Is there ever a time, you may ask, that deus ex machina is permitted? I would answer, “Yes.” In writing about an actual situation, if a deus ex machina moment occurred then, by all means, use it. For example, in the War of 1812, the British army landed near Washington, D.C. and marched into the Capitol city and set about burning it to the ground. The White House and some other Federal buildings went up in flames. But, before they could complete turning the D.C. area into the 19th Century equivalent of a glass paved self-lighting parking lot, a hurricane suddenly appeared putting out the fires and sending the soldiers scurrying back to their ships. If you were writing a historical novel with that War as the background it would be a shame not to include that incident.
But, generally, how do you avoid those deus ex machina scenes in your fiction? You can do this by foreshadowing. You leave hints about solutions to that tricky scene or ending along the way in your story. Don’t make them too obvious, but clear enough so that at the end of that potentially impossible scene or at the conclusion of your work your audience will see how it all ties together and feel nothing but satisfaction as your hero triumphs.

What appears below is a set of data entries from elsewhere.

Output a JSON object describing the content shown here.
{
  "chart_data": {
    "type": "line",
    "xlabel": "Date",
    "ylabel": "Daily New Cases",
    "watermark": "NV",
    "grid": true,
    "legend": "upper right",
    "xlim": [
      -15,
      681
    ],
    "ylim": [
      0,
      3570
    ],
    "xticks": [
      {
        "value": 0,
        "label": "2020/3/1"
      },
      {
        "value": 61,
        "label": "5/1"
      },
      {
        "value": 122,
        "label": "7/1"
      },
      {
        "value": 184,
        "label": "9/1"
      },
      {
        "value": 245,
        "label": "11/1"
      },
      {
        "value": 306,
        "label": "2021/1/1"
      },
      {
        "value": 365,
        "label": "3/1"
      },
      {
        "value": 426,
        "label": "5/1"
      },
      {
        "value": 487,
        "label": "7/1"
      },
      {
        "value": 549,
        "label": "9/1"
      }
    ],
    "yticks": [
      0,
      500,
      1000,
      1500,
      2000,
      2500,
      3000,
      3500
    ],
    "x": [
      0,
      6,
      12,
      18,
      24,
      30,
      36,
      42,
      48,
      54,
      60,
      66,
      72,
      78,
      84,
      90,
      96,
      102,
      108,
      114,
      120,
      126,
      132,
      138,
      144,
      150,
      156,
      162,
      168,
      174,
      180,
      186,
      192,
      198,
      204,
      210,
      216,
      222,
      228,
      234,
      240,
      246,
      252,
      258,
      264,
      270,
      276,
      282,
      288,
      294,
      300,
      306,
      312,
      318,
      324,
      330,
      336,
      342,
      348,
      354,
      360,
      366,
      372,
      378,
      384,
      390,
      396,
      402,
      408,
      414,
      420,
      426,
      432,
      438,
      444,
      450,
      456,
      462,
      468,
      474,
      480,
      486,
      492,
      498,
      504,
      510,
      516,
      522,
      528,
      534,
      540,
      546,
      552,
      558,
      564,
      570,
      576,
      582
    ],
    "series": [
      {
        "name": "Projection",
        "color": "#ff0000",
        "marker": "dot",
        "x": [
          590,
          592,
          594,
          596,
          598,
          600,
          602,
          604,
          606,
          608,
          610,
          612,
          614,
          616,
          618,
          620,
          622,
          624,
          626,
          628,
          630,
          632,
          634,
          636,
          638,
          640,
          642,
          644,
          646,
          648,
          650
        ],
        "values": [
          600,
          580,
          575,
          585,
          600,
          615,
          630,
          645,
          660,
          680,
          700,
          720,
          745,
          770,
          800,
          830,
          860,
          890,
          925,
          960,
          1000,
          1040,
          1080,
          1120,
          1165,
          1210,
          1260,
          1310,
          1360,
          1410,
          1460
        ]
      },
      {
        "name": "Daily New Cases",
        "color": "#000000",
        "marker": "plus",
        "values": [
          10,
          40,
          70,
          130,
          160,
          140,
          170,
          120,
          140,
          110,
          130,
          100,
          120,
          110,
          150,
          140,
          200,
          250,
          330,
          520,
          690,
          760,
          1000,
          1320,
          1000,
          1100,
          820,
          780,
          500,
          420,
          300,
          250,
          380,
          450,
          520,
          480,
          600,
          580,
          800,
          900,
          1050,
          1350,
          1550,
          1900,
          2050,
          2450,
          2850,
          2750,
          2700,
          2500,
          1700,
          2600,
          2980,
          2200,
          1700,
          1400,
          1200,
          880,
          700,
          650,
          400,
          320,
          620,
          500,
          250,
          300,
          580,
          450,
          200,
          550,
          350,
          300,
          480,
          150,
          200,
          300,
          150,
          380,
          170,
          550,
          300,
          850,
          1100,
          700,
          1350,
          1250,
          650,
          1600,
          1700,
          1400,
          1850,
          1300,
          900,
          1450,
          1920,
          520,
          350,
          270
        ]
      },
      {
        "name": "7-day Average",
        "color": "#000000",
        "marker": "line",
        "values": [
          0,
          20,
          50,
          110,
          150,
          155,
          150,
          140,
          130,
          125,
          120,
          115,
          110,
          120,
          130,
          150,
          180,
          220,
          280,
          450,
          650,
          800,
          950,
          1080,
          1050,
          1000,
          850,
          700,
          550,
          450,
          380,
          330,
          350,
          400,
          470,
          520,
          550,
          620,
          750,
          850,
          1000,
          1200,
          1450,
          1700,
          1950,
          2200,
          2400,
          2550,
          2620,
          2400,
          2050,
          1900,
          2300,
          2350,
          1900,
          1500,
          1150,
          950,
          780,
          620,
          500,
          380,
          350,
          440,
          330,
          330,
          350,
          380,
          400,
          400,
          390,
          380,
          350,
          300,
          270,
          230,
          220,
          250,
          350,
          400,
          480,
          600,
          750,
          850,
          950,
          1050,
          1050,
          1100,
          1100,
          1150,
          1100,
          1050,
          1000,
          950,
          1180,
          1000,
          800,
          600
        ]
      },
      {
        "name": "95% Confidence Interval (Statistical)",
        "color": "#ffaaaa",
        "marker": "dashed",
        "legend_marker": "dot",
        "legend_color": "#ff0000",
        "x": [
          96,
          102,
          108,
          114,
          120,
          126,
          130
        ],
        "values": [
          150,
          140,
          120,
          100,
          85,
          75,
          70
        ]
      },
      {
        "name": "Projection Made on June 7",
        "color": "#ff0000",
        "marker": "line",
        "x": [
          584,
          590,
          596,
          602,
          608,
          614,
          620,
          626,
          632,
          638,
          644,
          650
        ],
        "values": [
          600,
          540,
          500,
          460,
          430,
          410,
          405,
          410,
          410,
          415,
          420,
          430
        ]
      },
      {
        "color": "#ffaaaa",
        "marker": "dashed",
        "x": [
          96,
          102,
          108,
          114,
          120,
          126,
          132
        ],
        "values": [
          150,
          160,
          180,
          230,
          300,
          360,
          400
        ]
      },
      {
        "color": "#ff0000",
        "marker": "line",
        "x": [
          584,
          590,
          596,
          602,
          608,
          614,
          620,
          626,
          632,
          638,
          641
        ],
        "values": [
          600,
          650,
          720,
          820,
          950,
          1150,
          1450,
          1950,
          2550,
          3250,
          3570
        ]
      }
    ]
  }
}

In the James Bond movies there’s always a scene at the beginning with Q, the engineering mastermind of MI-6, in which he gives Bond a host of gadgets to use in his assignment. Invariably, Bond gets out of one after another impossible situation using those quirky devices. This may be a clunky example of foreshadowing, but you get the idea.

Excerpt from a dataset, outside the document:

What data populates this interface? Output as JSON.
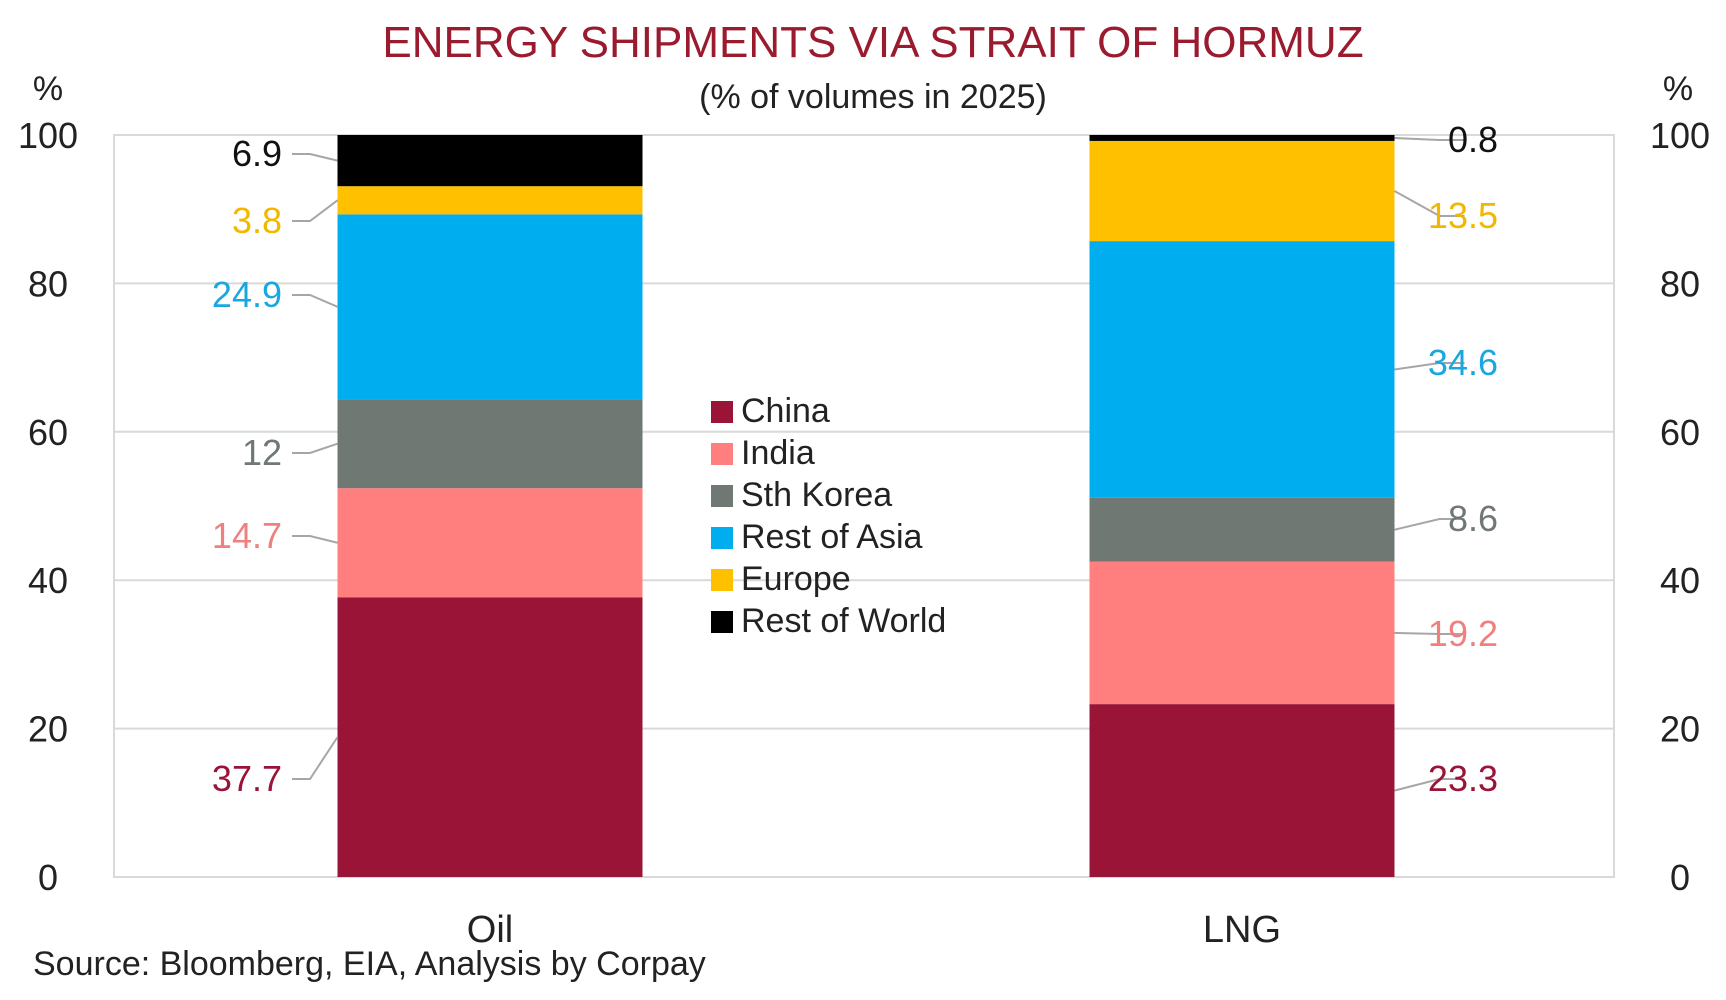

Use foreshadowing to extricate yourself from writing a deus ex machina scene. Your story will flow better and your readers will keep reading your work.
Your James Bond-like hero, in requisite tuxedo carrying his trusty Walther PPK, is trapped at the edge of a hundred foot cliff by half a dozen bad guys carrying automatic weapons. The suspense has reached its climax. We know he’s doomed. Just as the villains raise their weapons to make mincemeat of our hero a helicopter suddenly appears with guns blazing wiping out the evildoers and dropping a ladder on which our hero climbs on and rides victorious into the sunset. Wait…what?
If you wrote such an ending chances are your readers would feel cheated. After all, where did the helo come from? There was no previous scene where he arranged for a chopper rescue just at that key moment. And even if there was, how would he know the precise moment when the helicopter would arrive? Sorry, what we have is a deus ex machina moment.
What is deus ex machina? It’s a plot device in which your hero, placed in an impossible situation, is suddenly and usually dramatically and inexplicably rescued by some outside force.
The term deus ex machina is latin for “god from the machine”. It originated in the ancient Greek theater. The typical plot would involve the hero falling into an insolvable situation. Then, just in the nick of time, one of the “gods” would be lowered onto the stage by a rope and set into divinely solving all the hero’s problems. Everything would be wrapped up in a happy ending.
I recall a deus ex machina scene I wrote years ago. The hero was minding his own business in his kitchen when an assassin burst into his apartment brandishing a knife. They struggled. The hero was backed against a counter. A microwave oven was on the counter. Just as the villain was about to stab my hero, his elbow bumped the microwave, turning it on. The bad guy suddenly dropped dead. Unbeknownst to the hero and, more importantly, to the audience the villain had a pacemaker that was sensitive to microwaves. Ugh! Not very satisfying.
OK, in the interest of full disclosure, if you Google deus ex machina you’ll find several examples of famous authors using the plot device. But, it doesn’t mean it’s a good idea. Avoid those deus ex machina moments in your fiction and your audience will thank you.